In his frantic search for would-be pedagogues, Kevin Harcombe takes a dip in the pool of inactive teachers
To paraphrase Karl Marx – there is a spectre haunting schools; the spectre of nobody wanting to bloody work in them. Of course, Marx never really concerned himself with schools, if only because, unlike me, he’d never had to deal with a quarter of his teaching staff being on maternity leave at a time when teachers are as rare as ‘I Love Tax Credits’ t-shirts in George Osborne’s wardrobe.
Things have got so bad that schools are conducting Skype interviews with qualified teachers from as far afield as Canada in order to address shortages. It has to be Skype – imagine the travel expenses in calling them for interview.
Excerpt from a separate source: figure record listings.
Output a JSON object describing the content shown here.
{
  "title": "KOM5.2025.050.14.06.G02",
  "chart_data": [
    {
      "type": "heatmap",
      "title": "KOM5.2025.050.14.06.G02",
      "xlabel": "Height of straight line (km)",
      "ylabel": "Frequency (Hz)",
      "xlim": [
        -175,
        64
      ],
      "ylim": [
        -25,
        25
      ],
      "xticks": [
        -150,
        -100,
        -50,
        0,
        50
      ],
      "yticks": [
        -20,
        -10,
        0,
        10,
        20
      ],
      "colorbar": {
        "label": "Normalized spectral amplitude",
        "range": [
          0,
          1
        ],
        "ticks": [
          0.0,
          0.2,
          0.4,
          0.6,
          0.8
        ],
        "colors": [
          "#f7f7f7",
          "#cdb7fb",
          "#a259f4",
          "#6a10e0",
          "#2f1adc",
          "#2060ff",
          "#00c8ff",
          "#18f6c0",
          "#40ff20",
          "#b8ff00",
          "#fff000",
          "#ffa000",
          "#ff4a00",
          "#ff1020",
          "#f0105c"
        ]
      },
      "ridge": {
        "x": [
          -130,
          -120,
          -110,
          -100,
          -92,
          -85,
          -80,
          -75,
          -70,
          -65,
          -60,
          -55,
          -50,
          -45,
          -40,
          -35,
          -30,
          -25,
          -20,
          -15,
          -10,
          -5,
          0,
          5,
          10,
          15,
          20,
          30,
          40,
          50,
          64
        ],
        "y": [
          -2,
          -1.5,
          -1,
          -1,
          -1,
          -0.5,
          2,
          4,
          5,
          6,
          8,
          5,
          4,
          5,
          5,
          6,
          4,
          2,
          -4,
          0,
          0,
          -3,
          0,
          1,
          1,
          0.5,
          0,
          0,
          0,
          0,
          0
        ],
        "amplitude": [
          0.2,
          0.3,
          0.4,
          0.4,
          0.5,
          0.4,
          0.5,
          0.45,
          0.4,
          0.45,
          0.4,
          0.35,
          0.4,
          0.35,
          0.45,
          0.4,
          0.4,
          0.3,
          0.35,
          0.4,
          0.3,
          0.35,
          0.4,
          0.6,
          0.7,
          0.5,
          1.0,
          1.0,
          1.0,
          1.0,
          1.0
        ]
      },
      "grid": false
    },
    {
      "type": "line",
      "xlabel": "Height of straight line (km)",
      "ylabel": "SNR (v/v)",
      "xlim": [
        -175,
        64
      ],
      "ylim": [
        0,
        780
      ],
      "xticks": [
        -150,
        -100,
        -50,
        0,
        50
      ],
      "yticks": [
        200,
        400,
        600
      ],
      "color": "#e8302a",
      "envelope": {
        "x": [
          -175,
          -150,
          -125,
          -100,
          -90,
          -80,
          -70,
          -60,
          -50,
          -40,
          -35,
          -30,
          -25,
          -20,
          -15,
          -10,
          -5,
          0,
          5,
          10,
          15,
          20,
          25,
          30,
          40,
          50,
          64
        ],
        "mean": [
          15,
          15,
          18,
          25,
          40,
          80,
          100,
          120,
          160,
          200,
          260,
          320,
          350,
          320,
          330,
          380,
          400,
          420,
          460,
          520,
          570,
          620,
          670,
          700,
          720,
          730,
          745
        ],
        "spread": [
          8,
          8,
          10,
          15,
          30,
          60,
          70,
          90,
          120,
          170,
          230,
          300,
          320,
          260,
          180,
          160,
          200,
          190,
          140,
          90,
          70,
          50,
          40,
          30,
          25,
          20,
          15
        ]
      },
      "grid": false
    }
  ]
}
It’s all a bit of a risk, though, and, fine as I’m sure the Royal Canadian Mounted Teachers are, it also smacks a little of desperation. But desperate times call for desperate measures.
Rapid-entry schemes like Teach First, Teach Direct, and programmes to attract former armed forces personnel into the classroom are soon to be followed by other wheezes to fill the yawning gaps in provision as the pupil population rises and the teaching population dwindles. ‘Teach Please!’ recruits are gathered from shopping malls and high streets, where unpaid interns from the DfE wait on grubby blankets clutching their standard issue dog-on-a-piece-of-string, to plead with passers-by to ‘spare a bit of teaching, gov?’. ‘McTeach’ is a plan to attract into schools some of those first-class degree holders currently on zero hours contracts flipping burgers. Only the highest quality personnel – those who can accurately spell, ‘Would you like fries with that?’ – are eligible. ‘Press Here For Teaching!’ involves gangs of roughneck Ofsted inspectors, armed with cudgels, lurking in seedy pubs in foggy backstreets near the local comprehensive to surreptitiously drop five pence pieces into pints of lager so that the drinker unknowingly accepts the Queen’s shilling and is pressed into service in the classroom a la eighteenth century naval recruits. Its acronym, ‘PHFT!’ accurately mimics the incredulous verbal exclamation of those thus caught.
Nevertheless, however recruited or trained, four out of 10 teachers quit within a year of qualifying; presumably to go and do something less stressful, such as bear wrestling, shark dentistry or hand-grenade juggling. What is it that causes teachers to drop out at such an alarming and wasteful rate? Certainly, the ever-changing diktat of the DfE is a counter-productive factor. The bludgeon of Ofsted inspection is another. Add to the mix, the ill-informed people, mainly politicians and some sections of the press, continually telling us how crap we are and how all society’s ills are somehow our fault. Radicalisation? - schools can sort it. Dysfunctional families? - schools are in the frontline. And don’t get me started on pay freezes…
Those four out of 10 teachers annually bidding a not-so-fond farewell to the classroom form a group known to civil servants as the PIT – the Pool of Inactive Teachers; a pleasant phrase that puts me in mind of the Sea of Tranquility or the Ocean of Truth but which is twice as hard to find. Of course, this is not a homogenous group but, whilst waiting for somebody – anybody – to apply for my teaching vacancies, I sometimes imagine the PIT as a real community. I dreamily envisage a vast, dense jungle area where, on a misty midsummer’s eve, the sound of distant, tribal drums calls the curious traveller to a hidden and strangely glittering path gradually descending to a magical and sun-drenched clearing where tens of thousands of inactive teachers, freed of DfE control and dressed only in loincloths made of pages from old National Curriculum guides, have reverted to a primitive, non-educational savagery. Groups of former DT specialists frolic, happily semi-naked, playfully throwing paper planes made out of old risk assessments for glue-sticks, while others are ritually drinking refreshing tea from the dry skulls of former Education Secretaries or laughing loudly over a relaxing game of billiards using Ofsted Inspector testicles for balls. Of course, like Brigadoon or Shangri-La, the Pool of Inactive Teachers is simply a whispered, half-remembered legend of a far-distant golden age before SATs and Ofsted and Health and Safety. My reverie over and my vacancies still unfilled, I pick up a handful of five pence pieces with a wistfully resigned sigh and toddle off to the local. What have I got to lose?